19/ Sometimes I lash out at the fashion police b/c the (gendered) focus on some economists’ wardrobe is ridiculous.

A number of people have suggested ending the anonymity of referees’ reports as this conceals biases – there is deep scepticism about the fairness of the process, which is seen as perpetuating privileged networks, mainly male.

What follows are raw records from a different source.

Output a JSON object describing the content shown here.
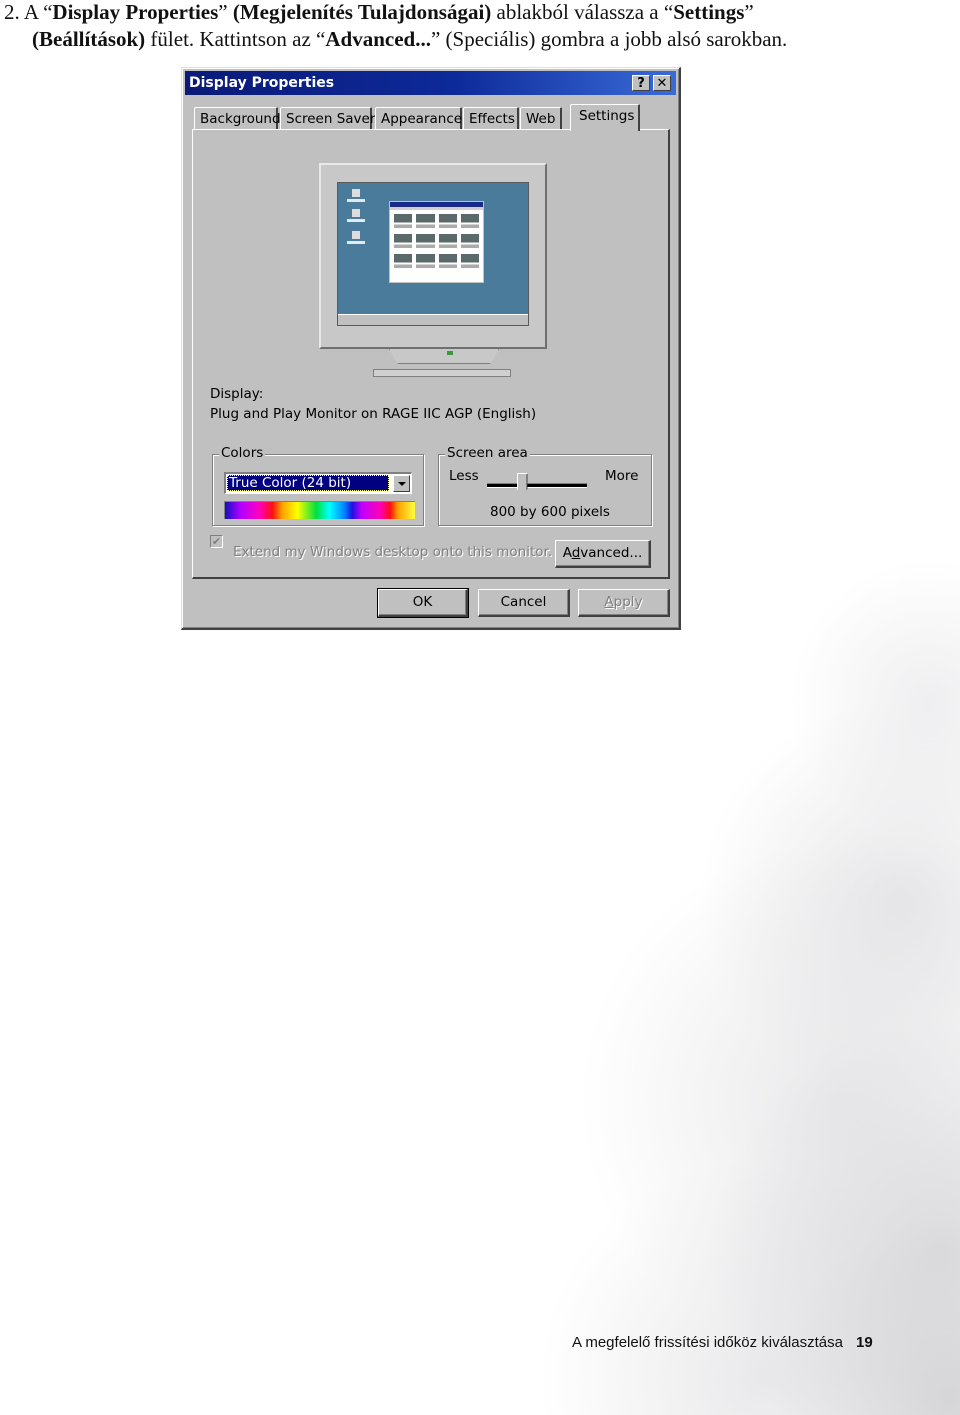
{
  "instruction": {
    "number": "2.",
    "segments_line1": [
      {
        "text": "A “",
        "bold": false
      },
      {
        "text": "Display Properties",
        "bold": true
      },
      {
        "text": "” ",
        "bold": false
      },
      {
        "text": "(Megjelenítés Tulajdonságai)",
        "bold": true
      },
      {
        "text": " ablakból válassza a “",
        "bold": false
      },
      {
        "text": "Settings",
        "bold": true
      },
      {
        "text": "”",
        "bold": false
      }
    ],
    "segments_line2": [
      {
        "text": "(Beállítások)",
        "bold": true
      },
      {
        "text": " fület. Kattintson az “",
        "bold": false
      },
      {
        "text": "Advanced...",
        "bold": true
      },
      {
        "text": "” (Speciális) gombra a jobb alsó sarokban.",
        "bold": false
      }
    ]
  },
  "dialog": {
    "title": "Display Properties",
    "help_button": "?",
    "close_button": "✕",
    "tabs": [
      {
        "label": "Background",
        "active": false
      },
      {
        "label": "Screen Saver",
        "active": false
      },
      {
        "label": "Appearance",
        "active": false
      },
      {
        "label": "Effects",
        "active": false
      },
      {
        "label": "Web",
        "active": false
      },
      {
        "label": "Settings",
        "active": true
      }
    ],
    "display_label": "Display:",
    "display_value": "Plug and Play Monitor on RAGE IIC AGP (English)",
    "colors": {
      "legend": "Colors",
      "selected": "True Color (24 bit)"
    },
    "screen_area": {
      "legend": "Screen area",
      "less_label": "Less",
      "more_label": "More",
      "slider_fraction": 0.35,
      "value_text": "800 by 600 pixels"
    },
    "extend_checkbox": {
      "label": "Extend my Windows desktop onto this monitor.",
      "checked": true,
      "disabled": true
    },
    "advanced_button": {
      "prefix": "A",
      "underlined": "d",
      "suffix": "vanced..."
    },
    "ok_button": "OK",
    "cancel_button": "Cancel",
    "apply_button": {
      "underlined": "A",
      "suffix": "pply",
      "disabled": true
    },
    "colors_palette": {
      "title_start": "#0a1a78",
      "title_end": "#3a6cd8",
      "face": "#c0c0c0",
      "selection": "#000080",
      "preview_desktop": "#4a7b9a"
    }
  },
  "footer": {
    "title": "A megfelelő frissítési időköz kiválasztása",
    "page_number": "19"
  }
}
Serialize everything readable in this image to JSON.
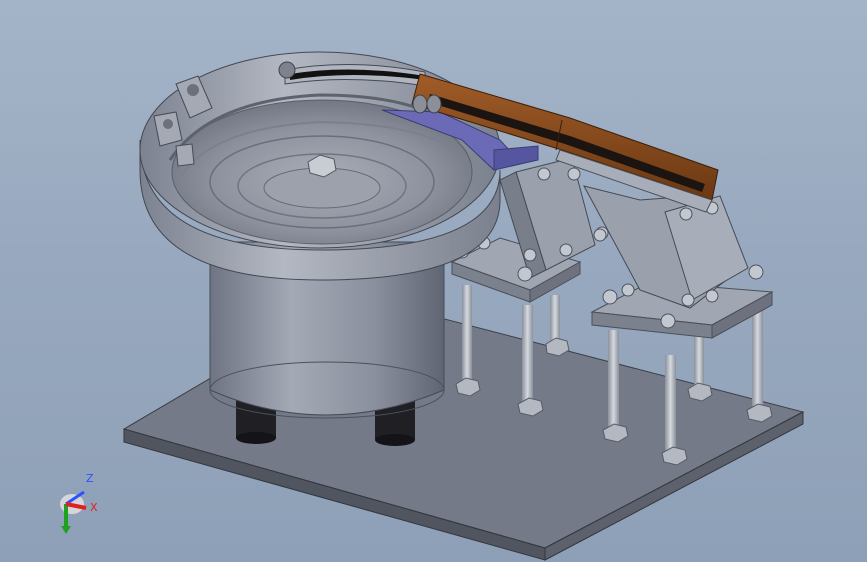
{
  "viewport": {
    "background_top": "#a4b4c8",
    "background_bottom": "#8ea0b7"
  },
  "model": {
    "part_colors": {
      "base_plate": "#6f7584",
      "bowl": "#9aa0ad",
      "drum": "#8f95a3",
      "track_rail": "#8a4a1c",
      "liner": "#6666b0",
      "bracket": "#8d93a0",
      "standoff": "#b4b9c3",
      "feet": "#1d1d22"
    }
  },
  "triad": {
    "z_label": "Z",
    "x_label": "X",
    "z_color": "#3050ff",
    "x_color": "#e02020",
    "y_color": "#20a020"
  }
}
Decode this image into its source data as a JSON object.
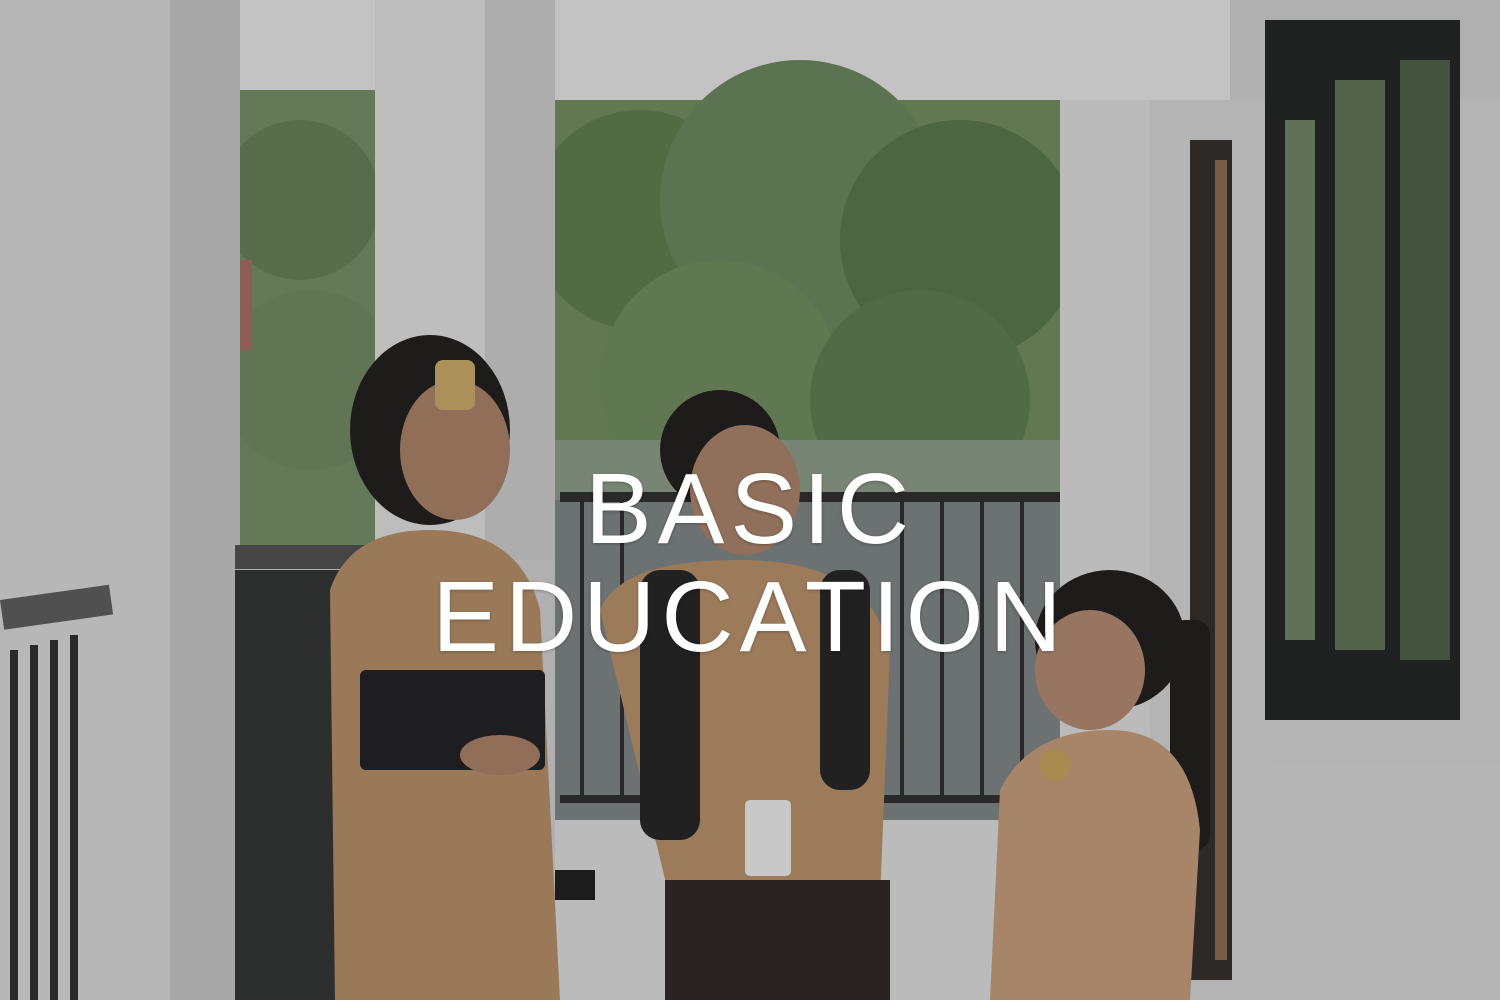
{
  "headline": {
    "line1": "BASIC",
    "line2": "EDUCATION"
  },
  "colors": {
    "text": "#ffffff",
    "uniform": "#b08a63",
    "wall": "#d9d9d9",
    "foliage": "#5e7a4e"
  }
}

Along with many of the female economists who have emailed me, I have observed a range of patronising behaviours – calling women by their first name, men not, is a common one as Jan notes. Offering ‘advice’ to lower one’s ambitions, in research, or submissions and so on. Asking women dispropotionately to do admin tasks, meetings, ‘service’ in the department.

I’d add:

  • senior men are the only people who can address the aggressive culture of economics seminars, which is unique as far as I know. Stop male colleagues from interrupting presenters frequently, rather than giving them space to present. Call people out on hostile, disparaging comments.
  • the ‘publish or perish’ culture for young academics makes it impossible for the primary carer of young children to achieve the expected publication targets; this is usually the woman even in apparently egalitarian couples. As Justin Wolfers has noted, the way policies operate may help men even more. The extension periods for new mothers are laughable, as everyone who has had children really ought to know.
  • I hope male economists would reflect on the recent discussion, acknowledge that the discipline has a problem, and think really carefully about their judgements about people. When you say ‘X is not very good’ and X is female, are you holding her to a different standard than you would a male colleague? The answer is almost certainly yes.
  • I agree about the comment in Jan’s thread about the hierarchy obsession. It is bananas to have only a Top 5 matter….

I hope these provide food for thought. I’ll be happy to update this post with other suggestions.